Image: On this image of about 5 millionth of a millimeter one can count 48 iron atoms that behave like waves.
In reality, we do not see atoms but the representation pictured in the visible that the eye can interpret, the measurement of very small electric currents passing through the tip of a tunneling microscope moving above the atoms.
© IBM Almaden Visualization Lab

The double-slit experiment of Thomas Young (1773-1829), dates from 1821. It is a physics experiment that involves interfering two beams of light from the same source.
This experiment made with photons has since been carried out with all the particles. With electrons in the 1920s, with neutrons in the 1950s, with atoms in the 1980s and with molecules in the 1990s.
All microscopic particles show quantum aspects and are likely to interfere as in the Young experiment.

Quantum mechanics describes the fundamental physical phenomena at work at the atomic and subatomic scale. It was developed in the early twentieth century by a dozen physicists whose Planck, Einstein, Heisenberg, Bohr, de Broglie, Schrödinger, Feynman to solve various problems such as black body radiation, the photoelectric effect, or existence of spectral lines. Quantum mechanics proved so fruitful that it solved the mystery of the structure of the atom. It also describes the behavior of elementary particles and is the foundation of modern physics.
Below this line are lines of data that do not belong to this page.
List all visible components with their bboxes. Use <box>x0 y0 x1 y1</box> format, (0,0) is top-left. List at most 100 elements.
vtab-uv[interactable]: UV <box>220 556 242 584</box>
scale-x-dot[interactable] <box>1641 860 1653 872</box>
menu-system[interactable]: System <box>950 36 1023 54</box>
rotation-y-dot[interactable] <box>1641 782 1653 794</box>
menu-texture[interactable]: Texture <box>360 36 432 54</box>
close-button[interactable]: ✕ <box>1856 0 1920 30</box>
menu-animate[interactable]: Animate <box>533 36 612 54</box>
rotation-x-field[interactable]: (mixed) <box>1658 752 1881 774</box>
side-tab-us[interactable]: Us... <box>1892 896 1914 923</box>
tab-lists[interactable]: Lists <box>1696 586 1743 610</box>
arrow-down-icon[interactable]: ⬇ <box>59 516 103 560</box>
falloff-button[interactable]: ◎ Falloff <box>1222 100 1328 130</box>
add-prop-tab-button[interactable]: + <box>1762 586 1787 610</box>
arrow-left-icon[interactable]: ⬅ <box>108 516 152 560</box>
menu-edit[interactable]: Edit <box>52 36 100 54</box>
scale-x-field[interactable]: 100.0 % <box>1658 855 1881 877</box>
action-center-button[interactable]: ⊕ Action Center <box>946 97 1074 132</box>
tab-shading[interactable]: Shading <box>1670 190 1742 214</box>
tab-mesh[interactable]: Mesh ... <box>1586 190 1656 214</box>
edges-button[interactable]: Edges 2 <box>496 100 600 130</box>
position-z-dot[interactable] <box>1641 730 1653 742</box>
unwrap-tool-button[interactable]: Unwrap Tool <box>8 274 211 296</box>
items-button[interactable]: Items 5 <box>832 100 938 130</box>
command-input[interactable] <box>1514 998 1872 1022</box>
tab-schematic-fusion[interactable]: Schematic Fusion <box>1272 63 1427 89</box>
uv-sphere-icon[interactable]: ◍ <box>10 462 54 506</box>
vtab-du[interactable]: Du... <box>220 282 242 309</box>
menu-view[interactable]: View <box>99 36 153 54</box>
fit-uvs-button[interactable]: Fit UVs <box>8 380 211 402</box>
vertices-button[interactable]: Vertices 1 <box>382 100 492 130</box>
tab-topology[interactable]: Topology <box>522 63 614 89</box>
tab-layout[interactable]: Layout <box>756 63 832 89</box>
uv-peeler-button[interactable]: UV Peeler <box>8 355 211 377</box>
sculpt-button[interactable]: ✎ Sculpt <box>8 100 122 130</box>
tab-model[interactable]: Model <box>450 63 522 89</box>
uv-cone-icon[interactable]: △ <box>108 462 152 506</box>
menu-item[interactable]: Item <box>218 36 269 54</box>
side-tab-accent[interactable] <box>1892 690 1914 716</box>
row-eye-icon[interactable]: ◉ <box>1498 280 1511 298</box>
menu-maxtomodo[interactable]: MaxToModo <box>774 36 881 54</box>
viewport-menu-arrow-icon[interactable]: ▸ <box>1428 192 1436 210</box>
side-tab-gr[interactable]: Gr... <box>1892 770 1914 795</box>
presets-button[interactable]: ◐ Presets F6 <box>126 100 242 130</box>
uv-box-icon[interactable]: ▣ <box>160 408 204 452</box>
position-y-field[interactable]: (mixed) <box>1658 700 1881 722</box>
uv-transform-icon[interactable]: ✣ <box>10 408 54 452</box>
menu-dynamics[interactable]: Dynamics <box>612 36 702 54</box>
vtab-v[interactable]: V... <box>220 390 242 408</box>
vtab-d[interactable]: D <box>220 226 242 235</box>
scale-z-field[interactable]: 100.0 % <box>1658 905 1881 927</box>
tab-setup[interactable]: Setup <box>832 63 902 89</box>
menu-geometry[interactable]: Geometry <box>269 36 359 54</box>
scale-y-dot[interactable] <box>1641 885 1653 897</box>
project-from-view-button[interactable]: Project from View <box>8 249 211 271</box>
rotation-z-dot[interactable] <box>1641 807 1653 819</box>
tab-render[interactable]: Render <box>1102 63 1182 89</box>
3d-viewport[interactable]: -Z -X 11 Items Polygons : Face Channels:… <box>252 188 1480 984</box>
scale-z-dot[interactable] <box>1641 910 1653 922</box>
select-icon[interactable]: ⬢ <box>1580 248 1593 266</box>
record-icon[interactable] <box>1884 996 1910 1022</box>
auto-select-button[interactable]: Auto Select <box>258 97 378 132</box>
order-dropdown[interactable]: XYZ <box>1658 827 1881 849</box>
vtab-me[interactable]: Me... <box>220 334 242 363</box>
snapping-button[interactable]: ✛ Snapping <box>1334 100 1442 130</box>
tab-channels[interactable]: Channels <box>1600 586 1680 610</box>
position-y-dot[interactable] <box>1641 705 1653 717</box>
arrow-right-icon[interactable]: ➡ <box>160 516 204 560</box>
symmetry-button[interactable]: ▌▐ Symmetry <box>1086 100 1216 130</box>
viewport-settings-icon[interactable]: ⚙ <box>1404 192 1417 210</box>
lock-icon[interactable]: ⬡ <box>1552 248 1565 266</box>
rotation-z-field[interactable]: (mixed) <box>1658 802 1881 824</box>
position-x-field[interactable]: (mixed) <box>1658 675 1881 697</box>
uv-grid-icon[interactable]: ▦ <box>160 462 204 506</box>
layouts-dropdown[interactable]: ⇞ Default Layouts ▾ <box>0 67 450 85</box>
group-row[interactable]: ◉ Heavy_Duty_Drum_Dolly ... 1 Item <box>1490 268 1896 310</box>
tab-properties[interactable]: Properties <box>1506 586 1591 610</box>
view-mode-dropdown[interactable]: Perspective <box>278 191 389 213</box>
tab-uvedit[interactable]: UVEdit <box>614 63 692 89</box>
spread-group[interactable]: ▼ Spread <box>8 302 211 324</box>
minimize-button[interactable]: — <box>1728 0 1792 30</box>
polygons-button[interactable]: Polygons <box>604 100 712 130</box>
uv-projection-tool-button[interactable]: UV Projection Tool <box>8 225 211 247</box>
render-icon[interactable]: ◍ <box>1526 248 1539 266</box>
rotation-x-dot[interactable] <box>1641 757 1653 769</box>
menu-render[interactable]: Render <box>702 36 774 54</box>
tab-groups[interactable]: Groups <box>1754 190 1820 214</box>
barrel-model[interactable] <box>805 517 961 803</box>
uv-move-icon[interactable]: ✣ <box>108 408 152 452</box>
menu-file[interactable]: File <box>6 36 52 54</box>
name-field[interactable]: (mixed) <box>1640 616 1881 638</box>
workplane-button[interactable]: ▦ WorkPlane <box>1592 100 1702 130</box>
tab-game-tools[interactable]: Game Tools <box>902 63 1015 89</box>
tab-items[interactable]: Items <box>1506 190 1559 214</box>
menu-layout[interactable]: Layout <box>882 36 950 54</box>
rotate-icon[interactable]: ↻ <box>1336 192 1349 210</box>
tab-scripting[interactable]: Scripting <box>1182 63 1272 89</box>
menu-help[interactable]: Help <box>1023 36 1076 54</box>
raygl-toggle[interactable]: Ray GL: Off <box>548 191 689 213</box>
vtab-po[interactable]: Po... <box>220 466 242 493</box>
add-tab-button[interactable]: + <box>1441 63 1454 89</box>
An interference is a superposition of two vibratory phenomena of neighboring frequencies.
Interference is the combination of two interacting waves (light waves, electromagnetic waves, sound waves, etc.).
Like the waves, the waves split and combine.
When a wave passes through two slits, it splits first in two and then the two resulting waves meet and the ridges and hollows combine. Two ridges that meet form a larger ridge, two hollows that meet form a larger hollow and when a ridge and a hollow meet, they cancel each other out. The ridges and troughs create a succession of bands, what is called an interference pattern.